Fachzeitschriften und andere Periodika zählen ebenfalls zur Fachliteratur und gehören daher selbstverständlich zu unserem Angebot. Da Fachliteraturheutzutage immer häufiger in Form elektronischer Medien publiziert wird, gibt es viele Inhalte computergerecht auf CD-ROM und DVD.

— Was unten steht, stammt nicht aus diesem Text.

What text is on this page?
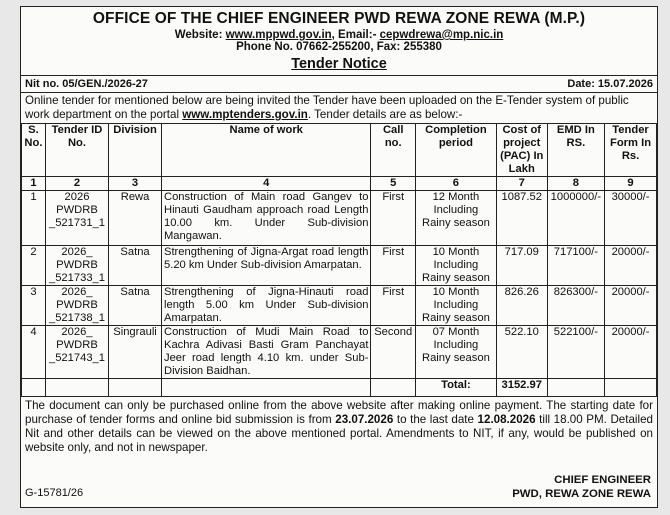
OFFICE OF THE CHIEF ENGINEER PWD REWA ZONE REWA (M.P.)
Website: www.mppwd.gov.in, Email:- cepwdrewa@mp.nic.in
Phone No. 07662-255200, Fax: 255380
Tender Notice
Nit no. 05/GEN./2026-27	Date: 15.07.2026
Online tender for mentioned below are being invited the Tender have been uploaded on the E-Tender system of public work department on the portal www.mptenders.gov.in. Tender details are as below:-
S. No.	Tender ID No.	Division	Name of work	Call no.	Completion period	Cost of project (PAC) In Lakh	EMD In RS.	Tender Form In Rs.
1	2	3	4	5	6	7	8	9
1	2026 PWDRB _521731_1	Rewa	Construction of Main road Gangev to Hinauti Gaudham approach road Length 10.00 km. Under Sub-division Mangawan.	First	12 Month Including Rainy season	1087.52	1000000/-	30000/-
2	2026_ PWDRB _521733_1	Satna	Strengthening of Jigna-Argat road length 5.20 km Under Sub-division Amarpatan.	First	10 Month Including Rainy season	717.09	717100/-	20000/-
3	2026_ PWDRB _521738_1	Satna	Strengthening of Jigna-Hinauti road length 5.00 km Under Sub-division Amarpatan.	First	10 Month Including Rainy season	826.26	826300/-	20000/-
4	2026_ PWDRB _521743_1	Singrauli	Construction of Mudi Main Road to Kachra Adivasi Basti Gram Panchayat Jeer road length 4.10 km. under Sub-Division Baidhan.	Second	07 Month Including Rainy season	522.10	522100/-	20000/-
					Total:	3152.97		
The document can only be purchased online from the above website after making online payment. The starting date for purchase of tender forms and online bid submission is from 23.07.2026 to the last date 12.08.2026 till 18.00 PM. Detailed Nit and other details can be viewed on the above mentioned portal. Amendments to NIT, if any, would be published on website only, and not in newspaper.
G-15781/26
CHIEF ENGINEER
PWD, REWA ZONE REWA
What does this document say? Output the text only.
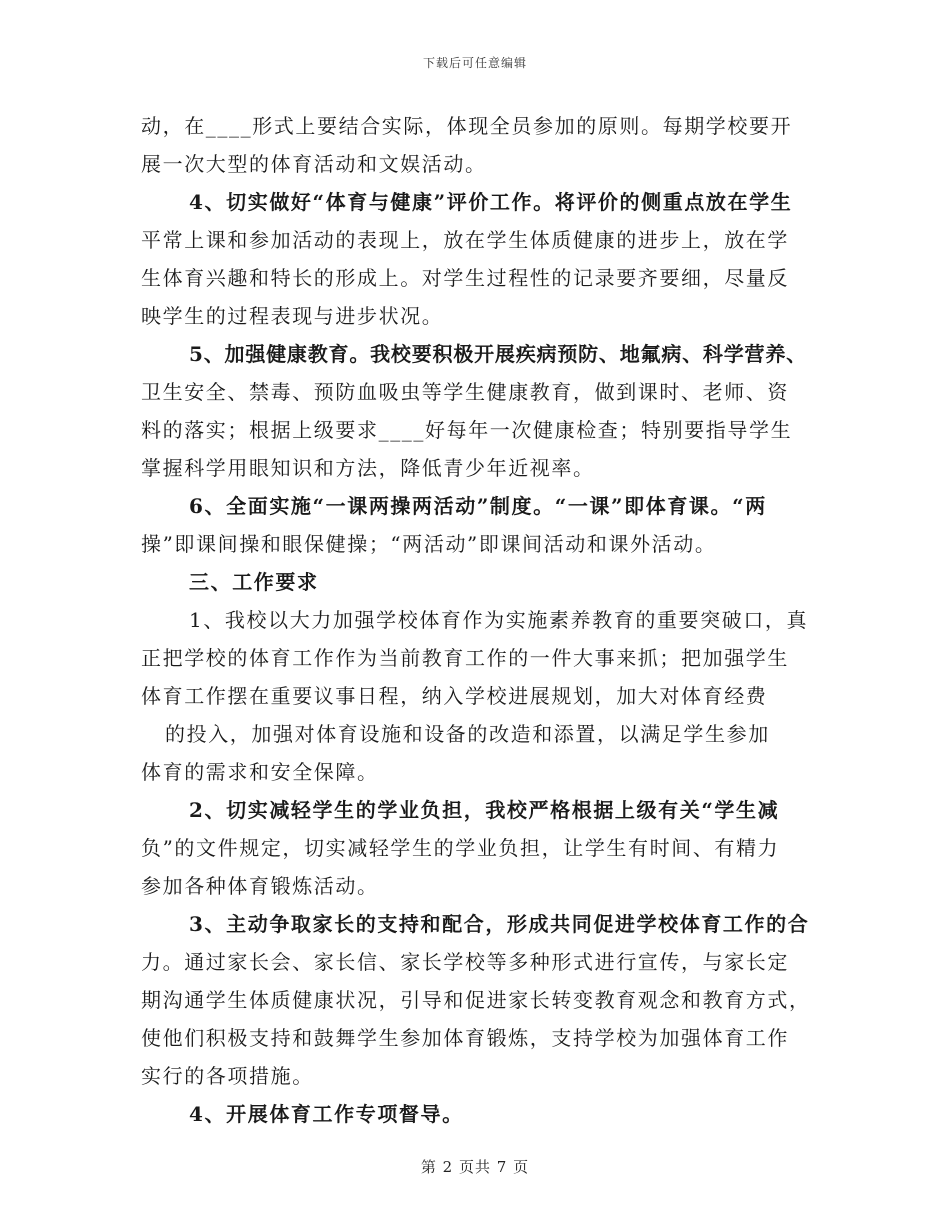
下载后可任意编辑
动，在____形式上要结合实际，体现全员参加的原则。每期学校要开
展一次大型的体育活动和文娱活动。
4、切实做好“体育与健康”评价工作。将评价的侧重点放在学生
平常上课和参加活动的表现上，放在学生体质健康的进步上，放在学
生体育兴趣和特长的形成上。对学生过程性的记录要齐要细，尽量反
映学生的过程表现与进步状况。
5、加强健康教育。我校要积极开展疾病预防、地氟病、科学营养、
卫生安全、禁毒、预防血吸虫等学生健康教育，做到课时、老师、资
料的落实；根据上级要求____好每年一次健康检查；特别要指导学生
掌握科学用眼知识和方法，降低青少年近视率。
6、全面实施“一课两操两活动”制度。“一课”即体育课。“两
操”即课间操和眼保健操；“两活动”即课间活动和课外活动。
三、工作要求
1、我校以大力加强学校体育作为实施素养教育的重要突破口，真
正把学校的体育工作作为当前教育工作的一件大事来抓；把加强学生
体育工作摆在重要议事日程，纳入学校进展规划，加大对体育经费
的投入，加强对体育设施和设备的改造和添置，以满足学生参加
体育的需求和安全保障。
2、切实减轻学生的学业负担，我校严格根据上级有关“学生减
负”的文件规定，切实减轻学生的学业负担，让学生有时间、有精力
参加各种体育锻炼活动。
3、主动争取家长的支持和配合，形成共同促进学校体育工作的合
力。通过家长会、家长信、家长学校等多种形式进行宣传，与家长定
期沟通学生体质健康状况，引导和促进家长转变教育观念和教育方式，
使他们积极支持和鼓舞学生参加体育锻炼，支持学校为加强体育工作
实行的各项措施。
4、开展体育工作专项督导。
第 2 页共 7 页
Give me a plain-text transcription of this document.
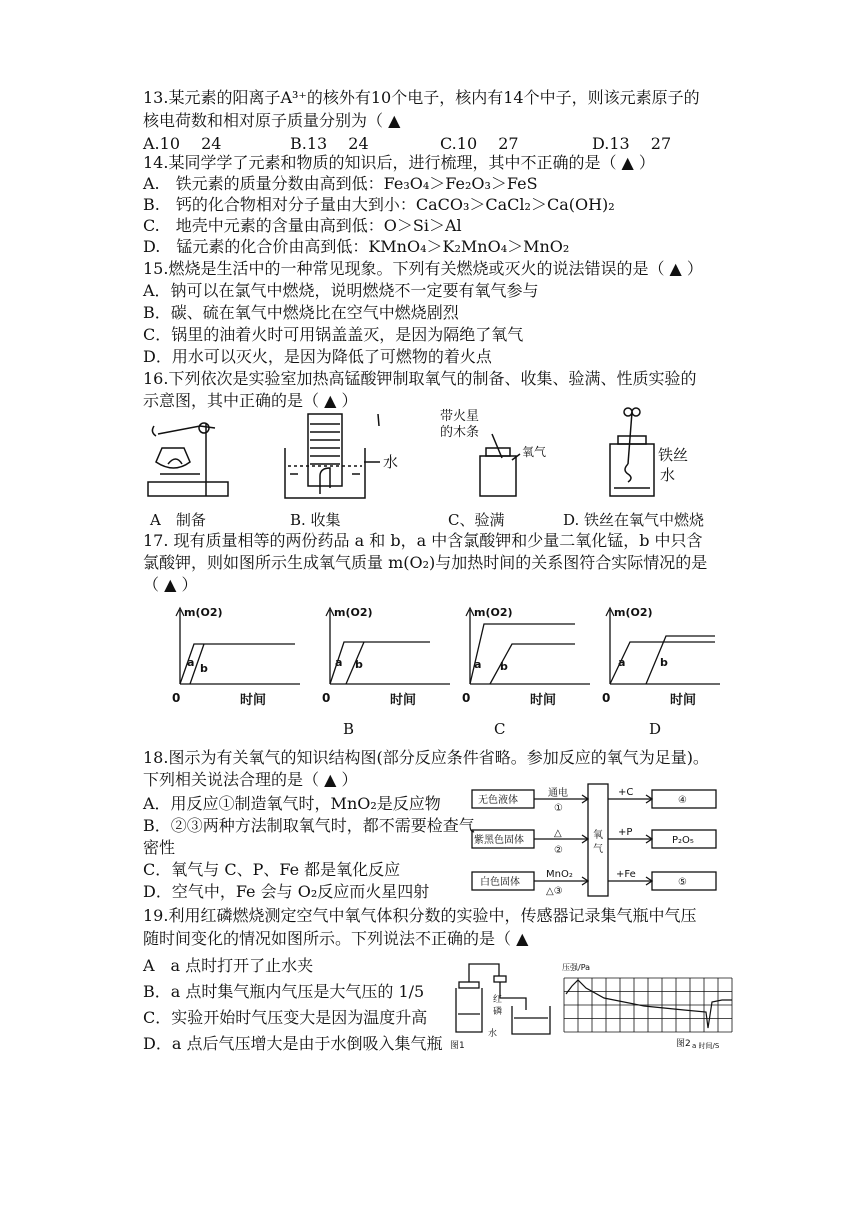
13.某元素的阳离子A³⁺的核外有10个电子，核内有14个中子，则该元素原子的
核电荷数和相对原子质量分别为（ ▲
A.10　 24	B.13　 24	C.10　 27	D.13　 27
14.某同学学了元素和物质的知识后，进行梳理，其中不正确的是（ ▲ ）
A.　铁元素的质量分数由高到低：Fe₃O₄＞Fe₂O₃＞FeS
B.　钙的化合物相对分子量由大到小：CaCO₃＞CaCl₂＞Ca(OH)₂
C.　地壳中元素的含量由高到低：O＞Si＞Al
D.　锰元素的化合价由高到低：KMnO₄＞K₂MnO₄＞MnO₂
15.燃烧是生活中的一种常见现象。下列有关燃烧或灭火的说法错误的是（ ▲ ）
A．钠可以在氯气中燃烧，说明燃烧不一定要有氧气参与
B．碳、硫在氧气中燃烧比在空气中燃烧剧烈
C．锅里的油着火时可用锅盖盖灭，是因为隔绝了氧气
D．用水可以灭火，是因为降低了可燃物的着火点
16.下列依次是实验室加热高锰酸钾制取氧气的制备、收集、验满、性质实验的
示意图，其中正确的是（ ▲ ）
水
带火星
的木条
氧气	铁丝
水
A　制备	B. 收集	C、验满	D. 铁丝在氧气中燃烧
17. 现有质量相等的两份药品 a 和 b，a 中含氯酸钾和少量二氧化锰，b 中只含
氯酸钾，则如图所示生成氧气质量 m(O₂)与加热时间的关系图符合实际情况的是
（ ▲ ）
m(O2)
a b
0	时间
m(O2)
a b
0	时间
m(O2)
a b
0	时间
m(O2)
a	b
0	时间
B	C	D
18.图示为有关氧气的知识结构图(部分反应条件省略。参加反应的氧气为足量)。
下列相关说法合理的是（ ▲ ）
A．用反应①制造氧气时，MnO₂是反应物
B．②③两种方法制取氧气时，都不需要检查气
密性
C．氧气与 C、P、Fe 都是氧化反应
D．空气中，Fe 会与 O₂反应而火星四射
无色液体
紫黑色固体
白色固体
通电
①
△
②
MnO₂
△③
氧
气
+C
+P
+Fe
④
P₂O₅
⑤
19.利用红磷燃烧测定空气中氧气体积分数的实验中，传感器记录集气瓶中气压
随时间变化的情况如图所示。下列说法不正确的是（ ▲
A　a 点时打开了止水夹
B．a 点时集气瓶内气压是大气压的 1/5
C．实验开始时气压变大是因为温度升高
D．a 点后气压增大是由于水倒吸入集气瓶
红
磷
水
图1
压强/Pa
图2 a 时间/S
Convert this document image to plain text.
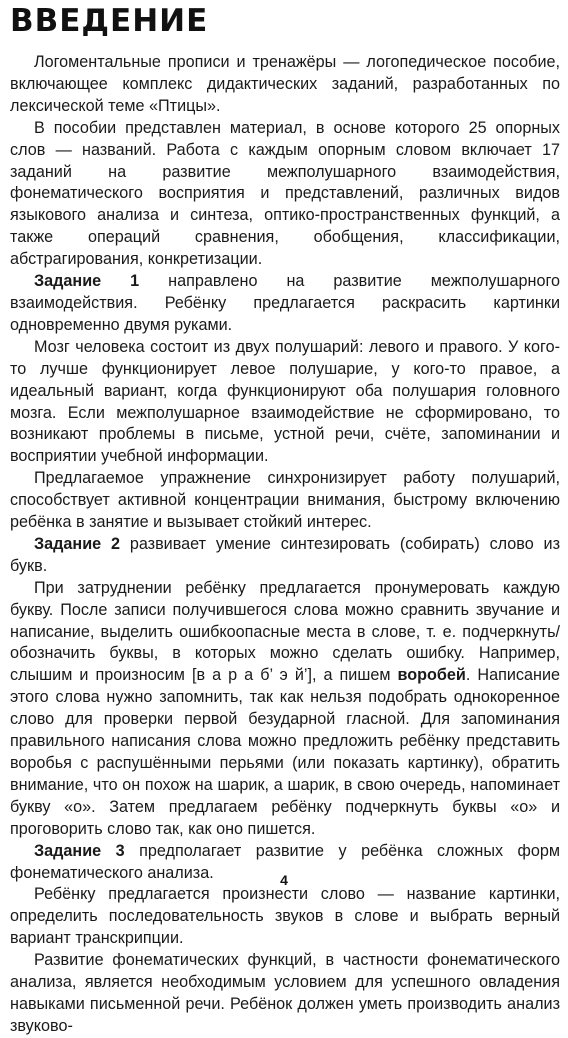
ВВЕДЕНИЕ

Логоментальные прописи и тренажёры — логопедическое пособие, включающее комплекс дидактических заданий, разработанных по лексической теме «Птицы».

В пособии представлен материал, в основе которого 25 опорных слов — названий. Работа с каждым опорным словом включает 17 заданий на развитие межполушарного взаимодействия, фонематического восприятия и представлений, различных видов языкового анализа и синтеза, оптико-пространственных функций, а также операций сравнения, обобщения, классификации, абстрагирования, конкретизации.

Задание 1 направлено на развитие межполушарного взаимодействия. Ребёнку предлагается раскрасить картинки одновременно двумя руками.

Мозг человека состоит из двух полушарий: левого и правого. У кого-то лучше функционирует левое полушарие, у кого-то правое, а идеальный вариант, когда функционируют оба полушария головного мозга. Если межполушарное взаимодействие не сформировано, то возникают проблемы в письме, устной речи, счёте, запоминании и восприятии учебной информации.

Предлагаемое упражнение синхронизирует работу полушарий, способствует активной концентрации внимания, быстрому включению ребёнка в занятие и вызывает стойкий интерес.

Задание 2 развивает умение синтезировать (собирать) слово из букв.

При затруднении ребёнку предлагается пронумеровать каждую букву. После записи получившегося слова можно сравнить звучание и написание, выделить ошибкоопасные места в слове, т. е. подчеркнуть/обозначить буквы, в которых можно сделать ошибку. Например, слышим и произносим [в а р а б’ э й’], а пишем воробей. Написание этого слова нужно запомнить, так как нельзя подобрать однокоренное слово для проверки первой безударной гласной. Для запоминания правильного написания слова можно предложить ребёнку представить воробья с распушёнными перьями (или показать картинку), обратить внимание, что он похож на шарик, а шарик, в свою очередь, напоминает букву «о». Затем предлагаем ребёнку подчеркнуть буквы «о» и проговорить слово так, как оно пишется.

Задание 3 предполагает развитие у ребёнка сложных форм фонематического анализа.

Ребёнку предлагается произнести слово — название картинки, определить последовательность звуков в слове и выбрать верный вариант транскрипции.

Развитие фонематических функций, в частности фонематического анализа, является необходимым условием для успешного овладения навыками письменной речи. Ребёнок должен уметь производить анализ звуково-

4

Fachliteratur entsteht in allen Sprachen, in denen sie benötigt wird. Ab der zweiten Hälfte des 20. Jahrhunderts erscheint sie immer häufiger auf Englisch. Dadurch hat Englisch die Rolle der lingua franca in den Wissenschaften, die davor im 19. Jahrhundert in Westeuropa das Französische und teilweise das Deutsche hatte, immer mehr übernommen. Seit dem Ende der Antike waren Latein, Griechisch, in der Alten Welt verbreitet auch Arabisch die führenden Wissenschaftssprachen.
Immer häufiger erscheinen Nachschlagewerke der Fachliteratur nicht nur in Buchform, sondern auch als CD-ROM oder DVD. Für Verlage ist die digitale Form oftmals weniger lukrativ. Digitale Fachliteratur besteht nicht nur aus Texten und Illustrationen, sondern kann auch Ton und Musik oder auch Video-Sequenzen enthalten.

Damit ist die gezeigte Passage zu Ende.